There is no particular person who inspired me to advocate good governance and join ICD. My parents instilled in us the value of honesty and integrity and I believe these are strong foundations of good governance. Aside from being the right thing to do, I also want to set an example to my colleagues and the business community, through Philex, that, despite the arguments against mining, good governance is essential and can be achieved. Corporate governance, for me, is more than box ticking and policy-making, but a culture that should be adopted across an organization. While not one size that fits all, CG should be tailor fit for each institution. I believe that by joining ICD, I will be able to learn more about CG and share my experience to a wider audience outside of Philex. At the end of the day, CG-prescribed best practices will only serve as guidelines but the pursuit for genuine CG is based on the values espoused by the Board and the Management, individually and collectively, which I would like to have a stronger influence on.
7. Is there any particular initiative or good governance activity that you feel we must pursue aggressively as an Institution? Is there a specific mindset that we must imbibe or adapt in order to sustain our relevance, to effect the transformative positive change we aspire for?

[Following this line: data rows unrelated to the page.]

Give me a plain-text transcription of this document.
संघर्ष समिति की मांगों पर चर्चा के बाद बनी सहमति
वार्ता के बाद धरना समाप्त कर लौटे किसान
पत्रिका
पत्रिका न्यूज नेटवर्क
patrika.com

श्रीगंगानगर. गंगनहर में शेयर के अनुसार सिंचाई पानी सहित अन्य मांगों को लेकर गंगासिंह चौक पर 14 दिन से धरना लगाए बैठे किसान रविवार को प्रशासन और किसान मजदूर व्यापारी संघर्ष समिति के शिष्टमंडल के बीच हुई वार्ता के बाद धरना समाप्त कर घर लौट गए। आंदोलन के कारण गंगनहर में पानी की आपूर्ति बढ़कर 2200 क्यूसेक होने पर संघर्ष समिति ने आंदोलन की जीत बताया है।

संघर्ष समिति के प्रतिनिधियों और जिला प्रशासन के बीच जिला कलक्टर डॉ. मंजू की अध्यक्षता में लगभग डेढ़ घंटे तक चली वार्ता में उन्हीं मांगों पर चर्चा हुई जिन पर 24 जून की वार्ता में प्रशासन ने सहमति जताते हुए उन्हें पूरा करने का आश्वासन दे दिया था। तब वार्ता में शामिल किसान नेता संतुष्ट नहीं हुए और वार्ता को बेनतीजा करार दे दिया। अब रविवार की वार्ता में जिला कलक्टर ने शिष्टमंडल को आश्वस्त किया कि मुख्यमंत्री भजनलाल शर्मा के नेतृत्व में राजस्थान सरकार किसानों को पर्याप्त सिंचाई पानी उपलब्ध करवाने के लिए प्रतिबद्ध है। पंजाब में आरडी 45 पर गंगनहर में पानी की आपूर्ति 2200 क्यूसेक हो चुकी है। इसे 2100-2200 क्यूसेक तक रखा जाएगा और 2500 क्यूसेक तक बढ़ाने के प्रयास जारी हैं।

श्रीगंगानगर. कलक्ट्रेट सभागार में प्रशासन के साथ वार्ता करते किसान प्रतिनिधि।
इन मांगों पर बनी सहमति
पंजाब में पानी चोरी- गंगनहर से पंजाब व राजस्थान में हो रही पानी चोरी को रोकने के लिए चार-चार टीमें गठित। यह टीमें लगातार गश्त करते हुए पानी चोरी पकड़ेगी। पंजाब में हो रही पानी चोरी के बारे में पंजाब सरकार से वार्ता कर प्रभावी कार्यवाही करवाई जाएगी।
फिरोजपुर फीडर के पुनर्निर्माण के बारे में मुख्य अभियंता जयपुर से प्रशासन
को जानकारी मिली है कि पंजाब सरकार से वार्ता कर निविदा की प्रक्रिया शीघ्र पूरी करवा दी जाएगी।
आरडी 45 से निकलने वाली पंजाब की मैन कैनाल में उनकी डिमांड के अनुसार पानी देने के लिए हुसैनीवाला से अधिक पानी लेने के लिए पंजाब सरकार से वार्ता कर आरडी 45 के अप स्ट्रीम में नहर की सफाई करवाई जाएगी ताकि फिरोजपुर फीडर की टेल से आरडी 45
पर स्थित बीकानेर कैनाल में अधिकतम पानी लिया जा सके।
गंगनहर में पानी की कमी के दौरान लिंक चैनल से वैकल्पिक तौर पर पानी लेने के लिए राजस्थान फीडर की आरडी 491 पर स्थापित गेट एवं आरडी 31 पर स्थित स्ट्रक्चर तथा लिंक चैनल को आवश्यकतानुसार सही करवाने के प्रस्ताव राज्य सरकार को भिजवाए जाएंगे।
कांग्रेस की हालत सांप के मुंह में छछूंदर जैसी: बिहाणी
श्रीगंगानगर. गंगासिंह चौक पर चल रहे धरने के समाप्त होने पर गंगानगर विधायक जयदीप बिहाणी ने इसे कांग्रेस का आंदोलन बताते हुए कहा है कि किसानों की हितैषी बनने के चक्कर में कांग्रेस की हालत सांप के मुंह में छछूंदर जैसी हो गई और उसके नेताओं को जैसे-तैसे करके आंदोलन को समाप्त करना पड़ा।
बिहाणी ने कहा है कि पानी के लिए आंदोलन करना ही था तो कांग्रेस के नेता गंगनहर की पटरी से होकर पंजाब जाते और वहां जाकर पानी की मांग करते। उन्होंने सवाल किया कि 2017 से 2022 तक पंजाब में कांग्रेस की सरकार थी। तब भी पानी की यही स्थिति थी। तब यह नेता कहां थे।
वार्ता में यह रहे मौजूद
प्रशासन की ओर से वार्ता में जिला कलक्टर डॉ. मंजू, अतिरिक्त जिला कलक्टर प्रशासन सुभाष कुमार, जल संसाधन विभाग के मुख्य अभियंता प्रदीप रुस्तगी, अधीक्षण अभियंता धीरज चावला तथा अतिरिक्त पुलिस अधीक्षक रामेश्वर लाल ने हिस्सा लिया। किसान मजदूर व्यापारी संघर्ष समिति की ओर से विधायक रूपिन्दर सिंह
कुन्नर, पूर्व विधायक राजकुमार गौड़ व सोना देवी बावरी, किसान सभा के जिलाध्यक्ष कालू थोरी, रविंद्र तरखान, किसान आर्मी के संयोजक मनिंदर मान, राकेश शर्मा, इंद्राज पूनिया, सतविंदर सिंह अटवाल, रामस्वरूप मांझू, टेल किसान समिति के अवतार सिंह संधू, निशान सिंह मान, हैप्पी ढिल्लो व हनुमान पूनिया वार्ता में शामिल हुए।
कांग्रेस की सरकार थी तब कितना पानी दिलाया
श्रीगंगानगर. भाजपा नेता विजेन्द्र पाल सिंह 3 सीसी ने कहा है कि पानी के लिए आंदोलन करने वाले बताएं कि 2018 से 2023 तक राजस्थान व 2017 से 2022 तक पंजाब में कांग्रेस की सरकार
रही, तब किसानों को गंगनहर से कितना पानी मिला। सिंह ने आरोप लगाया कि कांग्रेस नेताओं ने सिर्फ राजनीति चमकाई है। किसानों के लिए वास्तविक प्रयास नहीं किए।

As it is, I believe the ICD is doing a great job, with respect to achieving its objectives and increasing its relevance in the local business community, as an institution. First, I think ICD can strengthen its presence outside of Metro Manila initially, like in Metro Cebu and Metro Davao, to encourage membership in these areas. Eventually, ICD can expand its reach across the entire Philippines to increase its national base. Second, as a knowledge partner, ICD can recommend the creation of a minimum corporate governance structure for non-listed entities either through legislation or in partnership with regulatory bodies, such as SEC. Finally, for companies planning to go public or issue debt securities, the ICD, again as a knowledge partner, can likewise propose to regulatory or legislative bodies to require a minimum compliance with CG best practices (i.e. SEC, ACGS) or a point system before their application be approved.